Mohr v. Anderson

WESTERFIELD, J.

Plaintiff, an architect, sues upon the following contract.

“FORM OF AGREEMENT.
“BETWEEN ARCHITECT AND OWNER.
“Agreement entered into this 10th day of November, in the year 1923 between Mr. Fred M. Anderson, hereafter termed the client, and O. P. Mohr, hereafter termed the Architect.
“The aforesaid clients requiring certain consultations with regard to preparing plans, specifications and supervision for duplex to be erected on the premises Ibgrville near Harrison Street, said consultations to include suggestions, estimates, and such necessary professional services to convey intelligent advice to said client, for which he agrees to pay the Architect the sum of $130.00.
“Should the client require such plans, specifications, etc., necessary to enter into a contract with a contractor, same will be prepared by this Architect along the lines determined by above consultations for the additional sum of $260.00.
“Should the client require further services of this Architect in drawing up and letting of contract, in supervising the construction of the work embodying such alterations, deductions from or addition to the original project, this Architect shall receive a fee total of 10% of the gross cost of the said work. This total fee shall include the two payments made for consultations, plans, etc., which payments shall be deducted from this total fee in final settlement of same.
“The above agreement is ratified by the signatures of the parties thereto as follows:
(SGD) FRED M.' ANDERSON
Client
(SGD) O. P. MOHR
A Tf*}! 1 font
(SGD) ORA M. ANDERSON
Witness
“N. B. — A minimum retainer of $25.00 will be paid the Architect by the Client in advance of any consultations, etc., said retainer to apply on account of fee for such consultations.”

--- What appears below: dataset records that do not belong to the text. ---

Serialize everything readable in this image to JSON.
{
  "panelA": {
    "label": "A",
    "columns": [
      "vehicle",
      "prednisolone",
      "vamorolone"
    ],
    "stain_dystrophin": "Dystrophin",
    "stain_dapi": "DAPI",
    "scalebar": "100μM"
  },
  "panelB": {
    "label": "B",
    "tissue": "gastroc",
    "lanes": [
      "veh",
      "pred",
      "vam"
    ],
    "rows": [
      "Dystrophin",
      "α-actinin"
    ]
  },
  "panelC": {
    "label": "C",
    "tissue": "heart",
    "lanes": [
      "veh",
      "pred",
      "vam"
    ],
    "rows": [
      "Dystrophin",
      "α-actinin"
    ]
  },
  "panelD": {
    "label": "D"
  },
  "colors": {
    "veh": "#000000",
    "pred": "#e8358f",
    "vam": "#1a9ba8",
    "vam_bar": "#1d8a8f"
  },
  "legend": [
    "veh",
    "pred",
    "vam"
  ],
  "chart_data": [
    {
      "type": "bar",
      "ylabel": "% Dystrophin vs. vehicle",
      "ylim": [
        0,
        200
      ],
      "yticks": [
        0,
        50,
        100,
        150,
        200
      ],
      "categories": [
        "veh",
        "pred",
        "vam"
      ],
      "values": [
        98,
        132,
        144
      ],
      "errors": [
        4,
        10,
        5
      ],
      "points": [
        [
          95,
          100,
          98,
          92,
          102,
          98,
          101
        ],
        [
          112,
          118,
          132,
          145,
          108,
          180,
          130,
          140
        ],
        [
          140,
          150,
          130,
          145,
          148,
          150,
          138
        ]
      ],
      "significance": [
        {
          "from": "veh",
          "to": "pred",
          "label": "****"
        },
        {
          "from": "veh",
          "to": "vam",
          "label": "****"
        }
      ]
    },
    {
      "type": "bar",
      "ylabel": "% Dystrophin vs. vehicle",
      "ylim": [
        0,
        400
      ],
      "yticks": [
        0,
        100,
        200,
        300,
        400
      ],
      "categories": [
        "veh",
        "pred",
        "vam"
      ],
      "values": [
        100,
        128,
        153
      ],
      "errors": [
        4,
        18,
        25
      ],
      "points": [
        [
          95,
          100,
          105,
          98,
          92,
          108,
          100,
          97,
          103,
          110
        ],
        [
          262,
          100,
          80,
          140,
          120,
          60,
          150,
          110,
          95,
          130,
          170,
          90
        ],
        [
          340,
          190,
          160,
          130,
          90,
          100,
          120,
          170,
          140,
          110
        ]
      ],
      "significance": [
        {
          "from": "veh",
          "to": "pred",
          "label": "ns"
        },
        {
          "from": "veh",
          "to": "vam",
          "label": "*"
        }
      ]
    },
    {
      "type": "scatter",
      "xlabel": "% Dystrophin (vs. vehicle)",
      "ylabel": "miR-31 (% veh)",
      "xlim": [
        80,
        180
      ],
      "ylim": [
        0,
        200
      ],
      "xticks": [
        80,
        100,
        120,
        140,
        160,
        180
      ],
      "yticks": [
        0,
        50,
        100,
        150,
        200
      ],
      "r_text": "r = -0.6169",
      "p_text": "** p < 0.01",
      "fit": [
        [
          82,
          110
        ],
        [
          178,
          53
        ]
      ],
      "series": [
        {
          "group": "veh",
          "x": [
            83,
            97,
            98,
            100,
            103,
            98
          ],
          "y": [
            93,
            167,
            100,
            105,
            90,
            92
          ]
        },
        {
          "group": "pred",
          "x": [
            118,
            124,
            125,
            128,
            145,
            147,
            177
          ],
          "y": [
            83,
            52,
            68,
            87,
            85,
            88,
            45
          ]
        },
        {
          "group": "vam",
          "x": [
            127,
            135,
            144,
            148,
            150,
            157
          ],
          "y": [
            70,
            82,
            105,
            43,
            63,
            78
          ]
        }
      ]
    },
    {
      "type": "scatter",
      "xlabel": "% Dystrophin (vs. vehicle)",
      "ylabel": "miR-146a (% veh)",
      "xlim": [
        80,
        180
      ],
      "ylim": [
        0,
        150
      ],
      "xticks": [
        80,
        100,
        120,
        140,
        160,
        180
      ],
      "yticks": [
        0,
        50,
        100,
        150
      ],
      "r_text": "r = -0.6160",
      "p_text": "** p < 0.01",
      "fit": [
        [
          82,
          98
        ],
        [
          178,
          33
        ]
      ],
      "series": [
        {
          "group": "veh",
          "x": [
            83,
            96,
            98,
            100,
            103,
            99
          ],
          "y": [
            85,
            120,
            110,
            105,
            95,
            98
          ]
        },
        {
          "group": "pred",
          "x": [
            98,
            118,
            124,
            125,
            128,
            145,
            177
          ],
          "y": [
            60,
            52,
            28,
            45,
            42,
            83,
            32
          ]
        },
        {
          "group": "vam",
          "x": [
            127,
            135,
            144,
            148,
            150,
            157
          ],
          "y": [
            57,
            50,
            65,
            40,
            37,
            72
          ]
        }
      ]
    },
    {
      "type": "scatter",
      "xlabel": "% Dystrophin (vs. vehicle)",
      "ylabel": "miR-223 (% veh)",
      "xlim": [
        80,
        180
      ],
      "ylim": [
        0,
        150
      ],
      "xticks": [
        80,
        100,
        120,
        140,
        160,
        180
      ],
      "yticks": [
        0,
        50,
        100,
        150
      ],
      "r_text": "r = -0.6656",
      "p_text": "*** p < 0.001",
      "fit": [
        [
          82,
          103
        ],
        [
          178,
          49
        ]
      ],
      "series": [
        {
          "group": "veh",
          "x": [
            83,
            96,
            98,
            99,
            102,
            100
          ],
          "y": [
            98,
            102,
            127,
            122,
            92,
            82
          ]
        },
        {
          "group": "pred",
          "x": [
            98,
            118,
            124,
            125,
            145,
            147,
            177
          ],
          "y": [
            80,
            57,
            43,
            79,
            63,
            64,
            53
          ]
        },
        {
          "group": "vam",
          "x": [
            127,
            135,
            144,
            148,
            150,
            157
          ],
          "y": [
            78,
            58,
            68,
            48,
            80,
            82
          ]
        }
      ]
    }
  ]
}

*14Defendant filed an exception of no cause of action, based upon a variance between the allegations of the petition and the proof, in that the contract referred to plans for a building to be erected “on Iberville Street near Harrison Street” whereas the plans when introduced in evidence referred to a building to be erected on “Hope near Broad Street.”

The plans, as prepared, were for the erection of a duplex residence and the contract called for the same thing. The location of the building had nothing to do with the plaintiff’s services as an architect. The variance is immaterial. See Baker vs. Bowie Lumber Co., 151 La. 598, 92 So. 129.

On the merits defendant avers that he contemplated a building costing not more than $7500.00 and that this amount had to be obtained from 'a homestead and that when the plans, as drawn by plaintiff, were submitted to contractors for bids the lowest bid received was approximately $10,000.00. He attempts to prove these conditions as forming part of Ms contract with plaintiff. The evidence was clearly inadmissible because constituting an alleged verbal contemporaneous agreement in conflict with the written contract. See discussion in Harvey vs. Mouncon, 3 La. App. 231. However, it does not appear to have been objected to by plaintiff’s counsel. In any event the evidence fails to establish defendant’s contention since it amounts to an affirmation on one side, and a denial on the other.

Plaintiff sues for $355.00, being $130 for preliminary advice plus $260.00 for the plans or $390.00 less cash payments of $35.00 or $355.00.

The trial Judge gave judgment for this amount and we believe properly so.

The judgment appealed from is therefore affirmed.